Kitzhaber isn’t alone. A handful of states are pursuing health measures that go far beyond the Obama administration’s signature legislative accomplishment, the Affordable Care Act.
They stand in contrast to Republican governors, who have aggressively opposed the law. Twenty-seven states are challenging the law in the courts as unconstitutional, while two, Florida and Louisiana, have just refused to implement much of the law.
For Democratic governors who want to push changes further, navigating the federal law is a much more complex and nuanced task. They want to implement the law, as well as be waived from key parts of it.
“The Affordable Care Act’s main goal was to expand coverage,” Kitzhaber said. “We’re trying to pivot from that and go quite a bit further.”
The health-care law does allow states to pursue ideas outside its purview. It includes State Innovation Waivers for those that want to bypass key components such as the mandated purchase of insurance, so long as they can meet certain benchmarks on cost and coverage. The waivers become available in 2017, three years after most of the law takes effect.
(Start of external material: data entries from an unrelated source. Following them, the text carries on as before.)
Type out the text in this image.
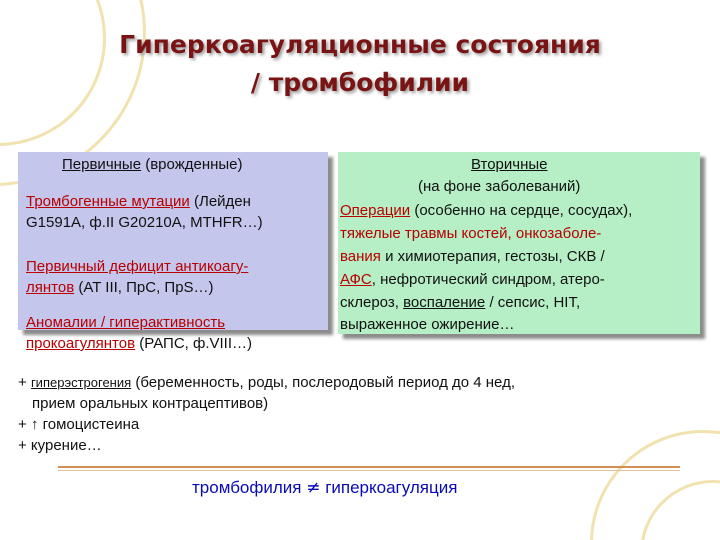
Гиперкоагуляционные состояния
/ тромбофилии
Первичные (врожденные)
Тромбогенные мутации (Лейден
G1591A, ф.II G20210A, MTHFR…)
Первичный дефицит антикоагу-
лянтов (AT III, ПрС, ПрS…)
Аномалии / гиперактивность
прокоагулянтов (РАПС, ф.VIII…)
Вторичные
(на фоне заболеваний)
Операции (особенно на сердце, сосудах),
тяжелые травмы костей, онкозаболе-
вания и химиотерапия, гестозы, СКВ /
АФС, нефротический синдром, атеро-
склероз, воспаление / сепсис, HIT,
выраженное ожирение…
+ гиперэстрогения (беременность, роды, послеродовый период до 4 нед,
прием оральных контрацептивов)
+ ↑ гомоцистеина
+ курение…
тромбофилия ≠ гиперкоагуляция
But for states such as Oregon and Vermont, that timeline is problematic. Because most of the law takes effect in 2014, they worry about setting up a system only to dismantle it a few years later, to implement the policies they really want.
In February, President Obama endorsed legislation that would allow the waivers to start in 2014. But it has been languishing in the Senate for months, never seeing a committee hearing.
Meanwhile, states continue to lay the groundwork for health measures that go well beyond the Affordable Care Act, meeting regularly with administration officials to discuss what flexibility might be available.
Vermont has moved swiftly in pursuing universal health care. In May, the state became the first to attempt to implement a single-payer system. The state has begun discussions with the Obama administration about waivers that would be necessary to convert health insurance there into a single-payer health plan, run by a public board.